Çete yüzünden engelli kaldığı belirtilen Asilhan Dağlı’nın avukatı: 

"Fırat Sarı, müvekkillerimi çocuklarının durumunun kötüye gittiği iddiasıyla korkutmuştur. Ancak müvekkillerim büyük bir cesaret göstererek çocuklarını yoğun bakımdan almıştır. Başka bir hastanede bebeğin kilo aldığı görülmüş, fakat şu an ağır engelli durumdadır. Rapora göre, Fırat Sarı’nın yeterli yoğun bakım bilgisine sahip olmadığı tespit edilmiştir."

"MİLLETİMİZİN BEBEKLERİNİN CANINA KAST EDİLDİ"
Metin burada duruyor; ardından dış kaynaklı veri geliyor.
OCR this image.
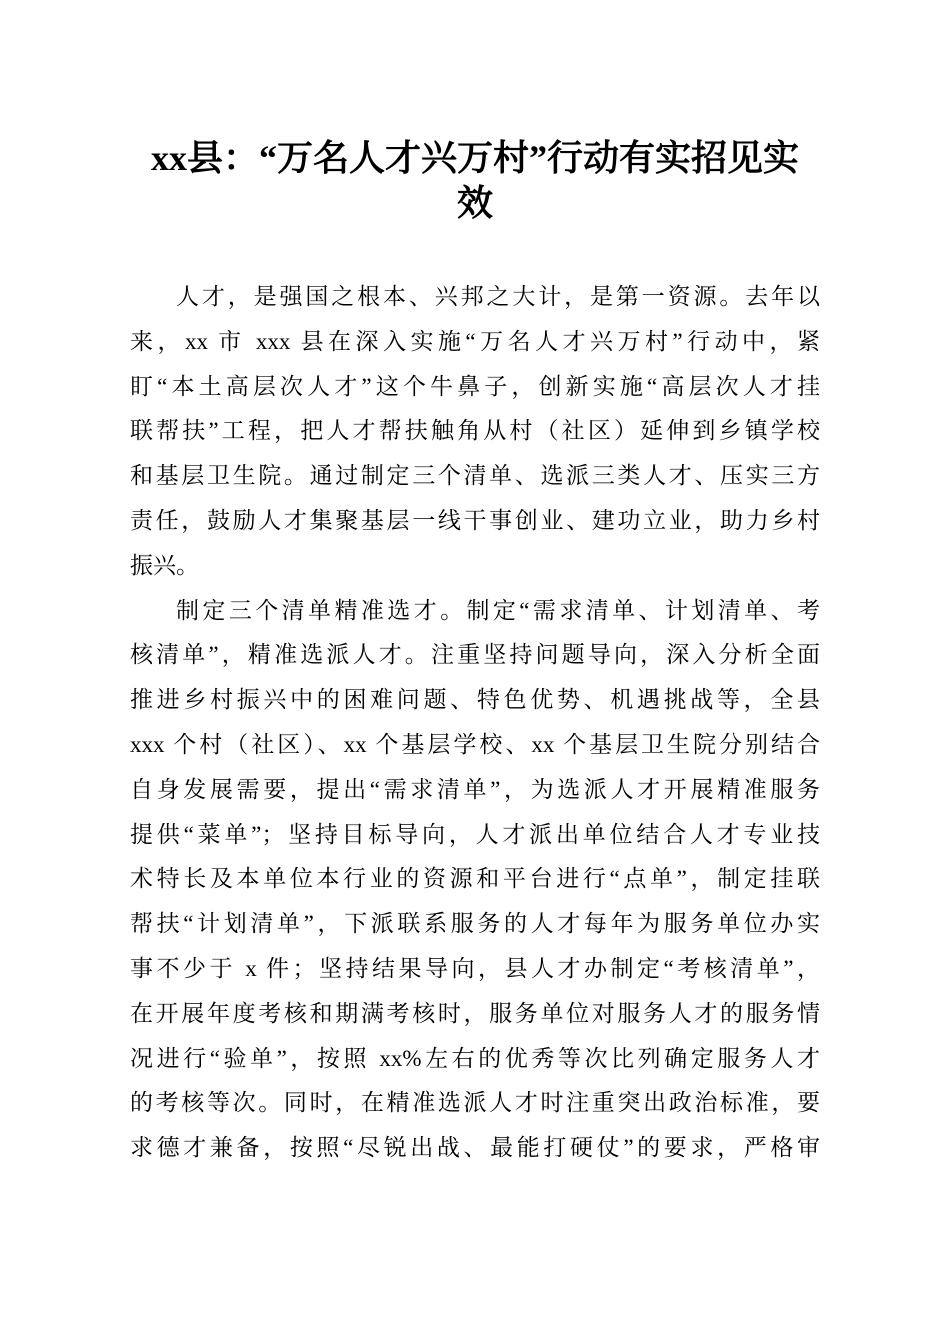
xx县：“万名人才兴万村”行动有实招见实
效
人才，是强国之根本、兴邦之大计，是第一资源。去年以
来，xx 市 xxx 县在深入实施“万名人才兴万村”行动中，紧
盯“本土高层次人才”这个牛鼻子，创新实施“高层次人才挂
联帮扶”工程，把人才帮扶触角从村（社区）延伸到乡镇学校
和基层卫生院。通过制定三个清单、选派三类人才、压实三方
责任，鼓励人才集聚基层一线干事创业、建功立业，助力乡村
振兴。
制定三个清单精准选才。制定“需求清单、计划清单、考
核清单”，精准选派人才。注重坚持问题导向，深入分析全面
推进乡村振兴中的困难问题、特色优势、机遇挑战等，全县
xxx 个村（社区）、xx 个基层学校、xx 个基层卫生院分别结合
自身发展需要，提出“需求清单”，为选派人才开展精准服务
提供“菜单”；坚持目标导向，人才派出单位结合人才专业技
术特长及本单位本行业的资源和平台进行“点单”，制定挂联
帮扶“计划清单”，下派联系服务的人才每年为服务单位办实
事不少于 x 件；坚持结果导向，县人才办制定“考核清单”，
在开展年度考核和期满考核时，服务单位对服务人才的服务情
况进行“验单”，按照 xx%左右的优秀等次比列确定服务人才
的考核等次。同时，在精准选派人才时注重突出政治标准，要
求德才兼备，按照“尽锐出战、最能打硬仗”的要求，严格审
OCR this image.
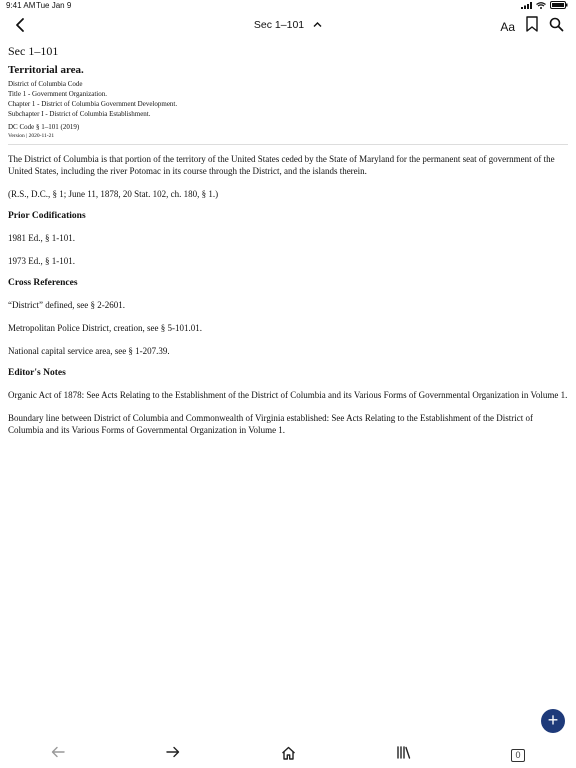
9:41 AM Tue Jan 9
Sec 1–101	Aa
Sec 1–101
Territorial area.
District of Columbia Code
Title 1 - Government Organization.
Chapter 1 - District of Columbia Government Development.
Subchapter I - District of Columbia Establishment.
DC Code § 1–101 (2019)
Version | 2020-11-21

The District of Columbia is that portion of the territory of the United States ceded by the State of Maryland for the permanent seat of government of the United States, including the river Potomac in its course through the District, and the islands therein.

(R.S., D.C., § 1; June 11, 1878, 20 Stat. 102, ch. 180, § 1.)

Prior Codifications

1981 Ed., § 1-101.

1973 Ed., § 1-101.

Cross References

“District” defined, see § 2-2601.

Metropolitan Police District, creation, see § 5-101.01.

National capital service area, see § 1-207.39.

Editor's Notes

Organic Act of 1878: See Acts Relating to the Establishment of the District of Columbia and its Various Forms of Governmental Organization in Volume 1.

Boundary line between District of Columbia and Commonwealth of Virginia established: See Acts Relating to the Establishment of the District of Columbia and its Various Forms of Governmental Organization in Volume 1.

+
0
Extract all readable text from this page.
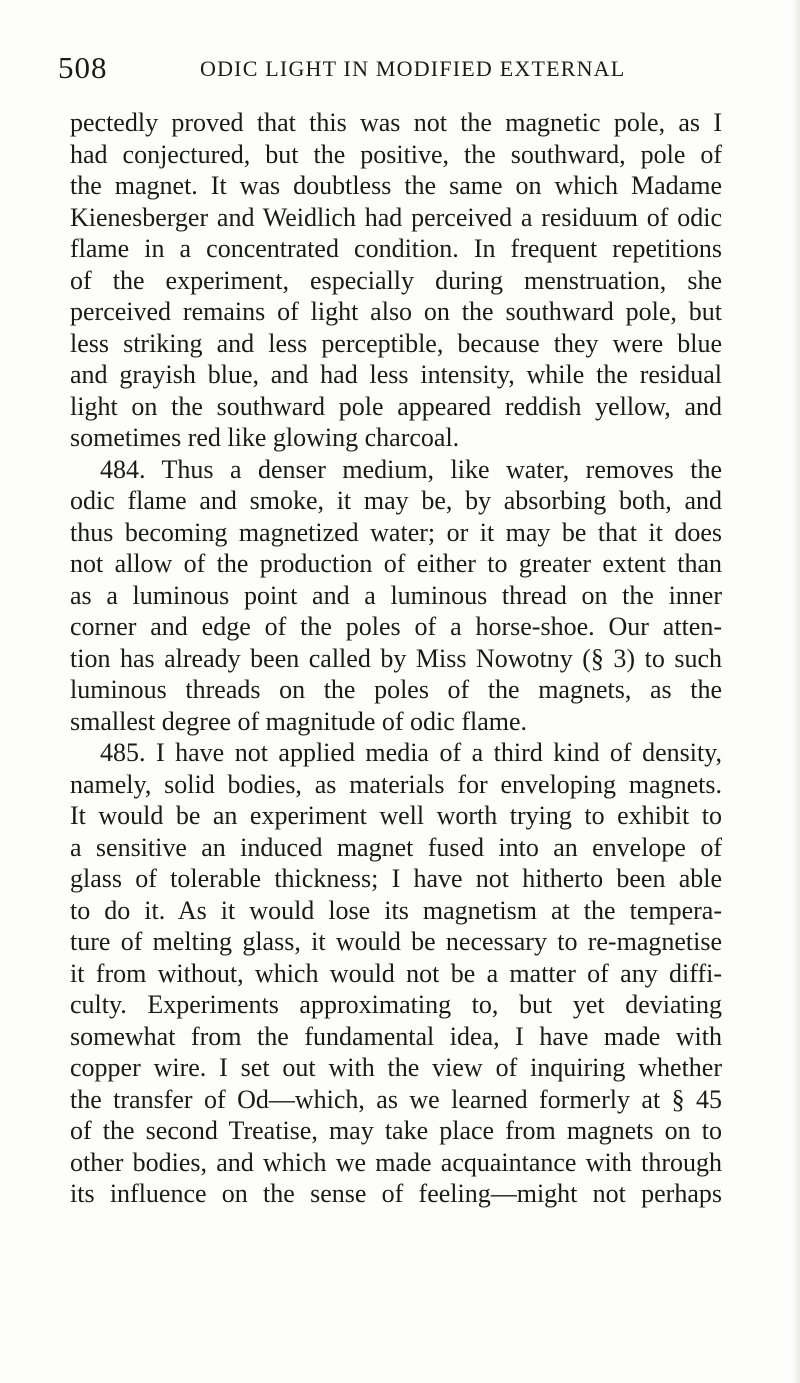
508	ODIC LIGHT IN MODIFIED EXTERNAL
pectedly proved that this was not the magnetic pole, as I
had conjectured, but the positive, the southward, pole of
the magnet. It was doubtless the same on which Madame
Kienesberger and Weidlich had perceived a residuum of odic
flame in a concentrated condition. In frequent repetitions
of the experiment, especially during menstruation, she
perceived remains of light also on the southward pole, but
less striking and less perceptible, because they were blue
and grayish blue, and had less intensity, while the residual
light on the southward pole appeared reddish yellow, and
sometimes red like glowing charcoal.
484. Thus a denser medium, like water, removes the
odic flame and smoke, it may be, by absorbing both, and
thus becoming magnetized water; or it may be that it does
not allow of the production of either to greater extent than
as a luminous point and a luminous thread on the inner
corner and edge of the poles of a horse-shoe. Our atten-
tion has already been called by Miss Nowotny (§ 3) to such
luminous threads on the poles of the magnets, as the
smallest degree of magnitude of odic flame.
485. I have not applied media of a third kind of density,
namely, solid bodies, as materials for enveloping magnets.
It would be an experiment well worth trying to exhibit to
a sensitive an induced magnet fused into an envelope of
glass of tolerable thickness; I have not hitherto been able
to do it. As it would lose its magnetism at the tempera-
ture of melting glass, it would be necessary to re-magnetise
it from without, which would not be a matter of any diffi-
culty. Experiments approximating to, but yet deviating
somewhat from the fundamental idea, I have made with
copper wire. I set out with the view of inquiring whether
the transfer of Od—which, as we learned formerly at § 45
of the second Treatise, may take place from magnets on to
other bodies, and which we made acquaintance with through
its influence on the sense of feeling—might not perhaps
Gelecek Partisi avukatının katılma talebi kabul edildi, duruşmaya katılım gerekçelerini şöyle açıkladı: 

"Türkiye'de bugüne kadar gördüğümüz en büyük skandal ile karşı karşıyayız. Daha önce skandallar gördük, ancak hiçbiri bununla kıyaslanamaz. Hastaneler, savaş zamanında bile dokunulmaz yerlerdir. Ne yazık ki, bizim insanımız para uğruna milletimizin bebeklerinin canına kast etmiştir. Bu dava, tüm toplumun zarar gördüğü bir davadır ve tüm siyasi partilerin bu davaya katılma hakkı vardır."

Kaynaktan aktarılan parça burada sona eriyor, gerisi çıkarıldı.